Duruşmada mağdurların ve yaşamını yitirenlerin ailelerinin beyanlarıyla başladı. Katliamda kardeşini kaybeden Gülistan Uzan, Yaşamını yitirenlerin birçoğunun polisin gaz sıkmasıyla hayatını kaybettiğini söyledi. Olaya ilişkin aktarımlarda bulunan Uzan, "Yaralıların üzerine gaz sıktılar. Kardeşim bana gitmeden önce bir gariplik olduğunu söylemişti, çünkü yol boyunca hiç araçları durdurmamışlardı. Normalde bin kere durdururlardı, ama o gün alanda polisler bile arkaya saklanmıştı o gün bana bunları söyledi kardeşim. Kısaca o gün bile isteye katledildik. Neden bu mahkemeler, bunları göz ardı ediyor ve sorumlular yargılanmıyor. O gün orada taksicilere kadar herkes sanki bir şey biliyor ve ona göre hareket ediyordu" ifadelerini kullandı.

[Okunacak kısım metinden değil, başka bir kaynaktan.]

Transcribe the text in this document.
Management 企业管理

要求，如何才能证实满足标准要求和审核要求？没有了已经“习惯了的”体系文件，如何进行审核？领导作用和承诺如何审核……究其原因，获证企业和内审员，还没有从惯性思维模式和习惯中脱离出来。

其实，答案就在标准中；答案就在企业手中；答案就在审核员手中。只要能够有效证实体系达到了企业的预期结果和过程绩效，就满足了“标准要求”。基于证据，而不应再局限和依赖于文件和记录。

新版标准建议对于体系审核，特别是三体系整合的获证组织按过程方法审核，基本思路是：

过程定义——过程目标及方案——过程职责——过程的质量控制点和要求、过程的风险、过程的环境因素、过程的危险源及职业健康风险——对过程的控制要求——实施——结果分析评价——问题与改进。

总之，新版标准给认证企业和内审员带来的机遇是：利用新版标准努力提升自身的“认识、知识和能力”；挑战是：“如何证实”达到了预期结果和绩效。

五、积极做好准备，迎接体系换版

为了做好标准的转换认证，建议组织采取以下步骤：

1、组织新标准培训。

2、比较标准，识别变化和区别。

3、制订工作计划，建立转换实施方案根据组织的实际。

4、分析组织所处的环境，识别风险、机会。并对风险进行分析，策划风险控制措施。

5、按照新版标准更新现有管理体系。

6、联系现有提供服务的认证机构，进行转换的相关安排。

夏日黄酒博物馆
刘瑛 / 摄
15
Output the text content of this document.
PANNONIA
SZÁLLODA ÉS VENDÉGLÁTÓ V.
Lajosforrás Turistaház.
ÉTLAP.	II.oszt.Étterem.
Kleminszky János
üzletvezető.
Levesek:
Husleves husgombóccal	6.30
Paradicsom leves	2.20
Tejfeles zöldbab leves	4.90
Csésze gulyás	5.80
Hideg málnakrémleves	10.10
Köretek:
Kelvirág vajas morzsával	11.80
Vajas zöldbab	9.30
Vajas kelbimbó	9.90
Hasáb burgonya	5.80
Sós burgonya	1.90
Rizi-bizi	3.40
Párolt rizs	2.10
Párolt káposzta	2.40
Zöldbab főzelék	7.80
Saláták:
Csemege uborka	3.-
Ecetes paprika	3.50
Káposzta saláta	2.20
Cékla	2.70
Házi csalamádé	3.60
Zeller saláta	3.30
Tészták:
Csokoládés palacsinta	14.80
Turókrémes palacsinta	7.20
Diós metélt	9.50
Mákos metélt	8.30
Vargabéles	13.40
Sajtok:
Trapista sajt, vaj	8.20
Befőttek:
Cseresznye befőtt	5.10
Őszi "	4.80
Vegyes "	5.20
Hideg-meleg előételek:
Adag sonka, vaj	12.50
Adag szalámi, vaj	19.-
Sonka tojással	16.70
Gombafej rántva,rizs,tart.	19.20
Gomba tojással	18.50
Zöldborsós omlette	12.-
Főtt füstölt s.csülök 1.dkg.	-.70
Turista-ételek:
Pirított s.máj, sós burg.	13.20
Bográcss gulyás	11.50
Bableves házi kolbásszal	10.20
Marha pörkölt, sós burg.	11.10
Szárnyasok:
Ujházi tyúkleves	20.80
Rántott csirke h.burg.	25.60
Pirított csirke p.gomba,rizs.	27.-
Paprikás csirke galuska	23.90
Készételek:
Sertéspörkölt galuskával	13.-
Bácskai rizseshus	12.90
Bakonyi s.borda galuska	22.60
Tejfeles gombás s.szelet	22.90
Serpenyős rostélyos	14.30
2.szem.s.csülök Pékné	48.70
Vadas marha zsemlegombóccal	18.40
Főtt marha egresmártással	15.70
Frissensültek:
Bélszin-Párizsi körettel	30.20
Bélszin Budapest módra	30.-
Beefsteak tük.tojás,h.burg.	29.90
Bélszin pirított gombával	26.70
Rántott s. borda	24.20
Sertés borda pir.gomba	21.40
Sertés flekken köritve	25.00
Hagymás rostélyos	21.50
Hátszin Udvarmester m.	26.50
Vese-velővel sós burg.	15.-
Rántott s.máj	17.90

'EMRİ VERENLERİN İSMİNİ SÖYLEYİN'
Katliamda kızını ve kardeşini kaybeden edebiyat öğretmeni İzzettin Çevik, "Bu katliam birileri tarafından ve bir amaçla, büyük olasılıkla iktidar için menfaati için yapılan bir katliam. Benim gördüğüm derslerde, aldığım eğitimde, böyle bir katliamla iktidar yıkılır, hükümet değişir. Bu ülke değişmedi, ama 10 Ekim’le iktidar biçimi değişti. Ben maalesef artık vicdana seslenmek istemiyorum, tarihin önünde mahkemenizin pirüpak olmasını beklemiyorum, çünkü onlar da memur. Ben artık emekli bir öğretmenim, o yüzden artık daha politik konuşacağım. Benim kızımı ve bacımı öldüren bu iktidardır. Siz de maşasısınız. Eşim hala tedavi oluyor. Benim görevim iyi insan yetiştirmekti, ben burada kendime lanet ediyorum. Ben iyi insan yetiştiremedim, bu iki kardeş gelip bizi öldürdüyse ben eğitimci olarak sınıfta kaldım. Bunun sonucunda bu mahkeme de sınıfta kalacak, ben sizi yetiştiremedim. Birileri sizi kullandı, siz buradasınız onlar sarayda, gemide. Bu mahkemeyi bırakın bizle helalleşin ve bize sizi emri verenlerin isimlerini söyleyin" diye konuştu.
'GETİR KONUŞSUN'
Beyanların ardından savunma yapan sanık Hakan Şahin, olayla ilgisinin olmadığını savunarak beraatını istedi.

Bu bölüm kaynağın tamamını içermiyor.